Sweet wine has always been deemed a “Santa favourite” – and I know you little buggers are aware of this because sometimes I get there to see you have already taken an illicit little sip from the glass under the tree. You are still too dim-witted to know this, but that sweet wine is usually poured from the same bottle as the sherry your Mom uses to make her trifle. With respect to the trifle, the sherry at hand is usually entry-level rot-gut stuff: good for pudding, awful on Santa’s palate. Next time I am offered this you are getting snakes-and-ladders instead of PlayStation and a mouldy Granny Smith instead of an Apple IPhone.

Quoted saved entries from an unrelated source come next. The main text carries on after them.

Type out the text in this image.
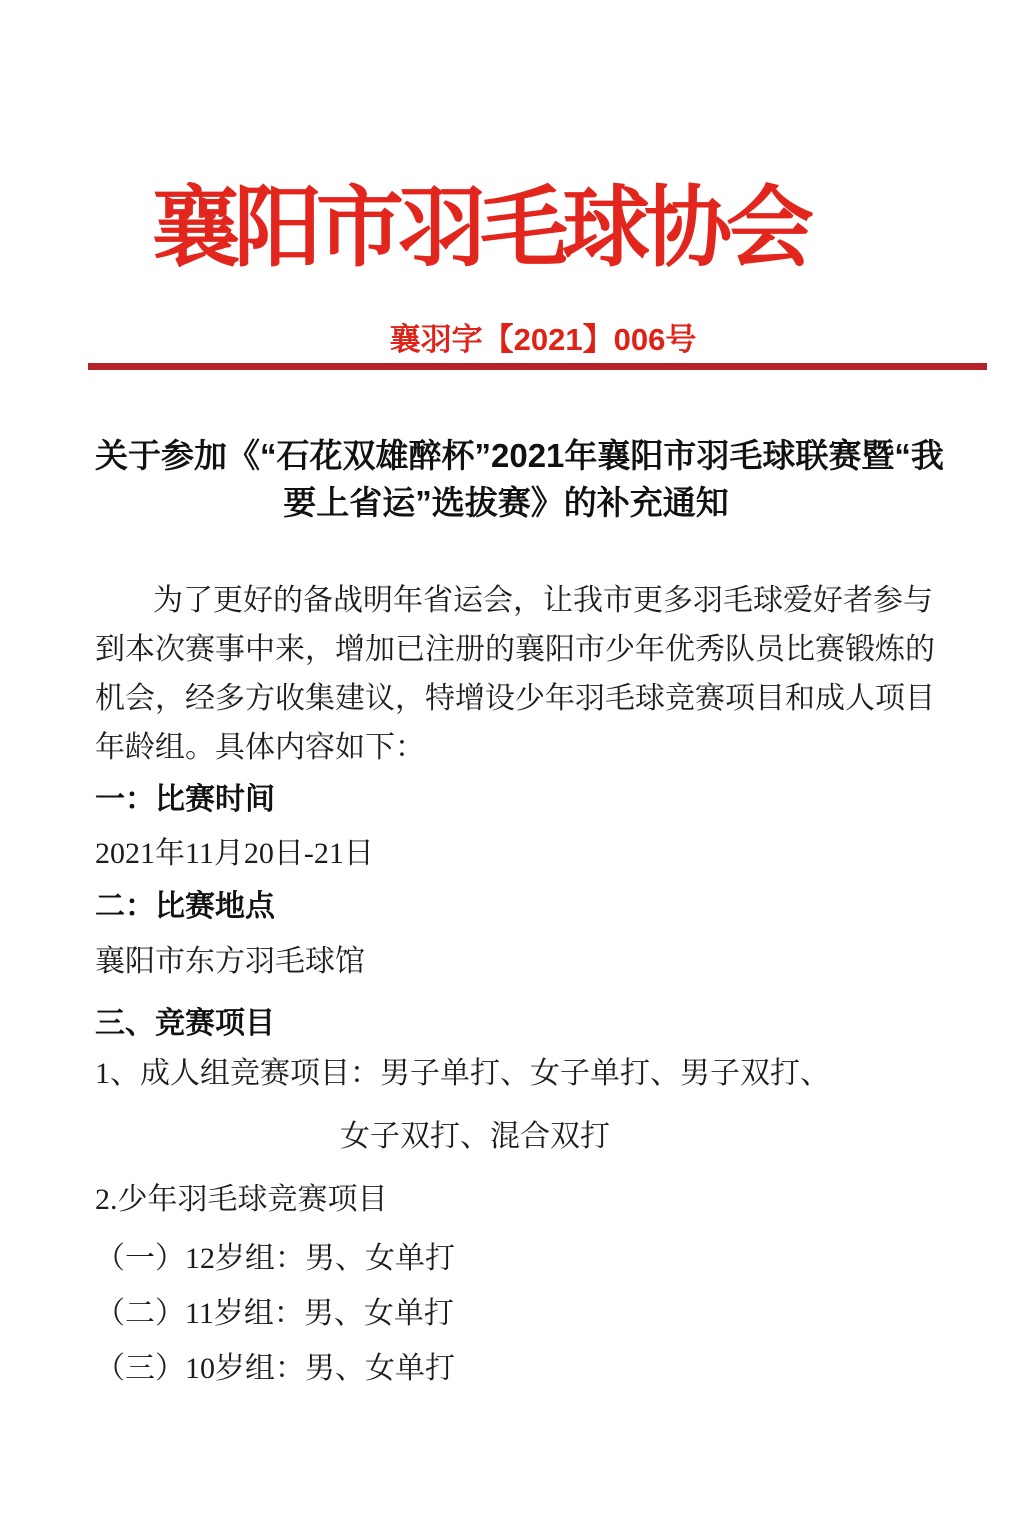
襄阳市羽毛球协会
襄羽字【2021】006号
关于参加《“石花双雄醉杯”2021年襄阳市羽毛球联赛暨“我
要上省运”选拔赛》的补充通知
为了更好的备战明年省运会，让我市更多羽毛球爱好者参与
到本次赛事中来，增加已注册的襄阳市少年优秀队员比赛锻炼的
机会，经多方收集建议，特增设少年羽毛球竞赛项目和成人项目
年龄组。具体内容如下：
一：比赛时间
2021年11月20日-21日
二：比赛地点
襄阳市东方羽毛球馆
三、竞赛项目
1、成人组竞赛项目：男子单打、女子单打、男子双打、
女子双打、混合双打
2.少年羽毛球竞赛项目
（一）12岁组：男、女单打
（二）11岁组：男、女单打
（三）10岁组：男、女单打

Put some pressure on the folks to select a real sherry from Jerez de la Frontera, preferably Amontillado or Pedro Ximenez, 10 years at least.
And if there is a Madeira Malvasia going, I promise you all your dreams will come true and wishes granted. Because surely, then you are the best boy or girl on earth.
Looking forward to my visit on the 24th and enjoying a longer, better stay.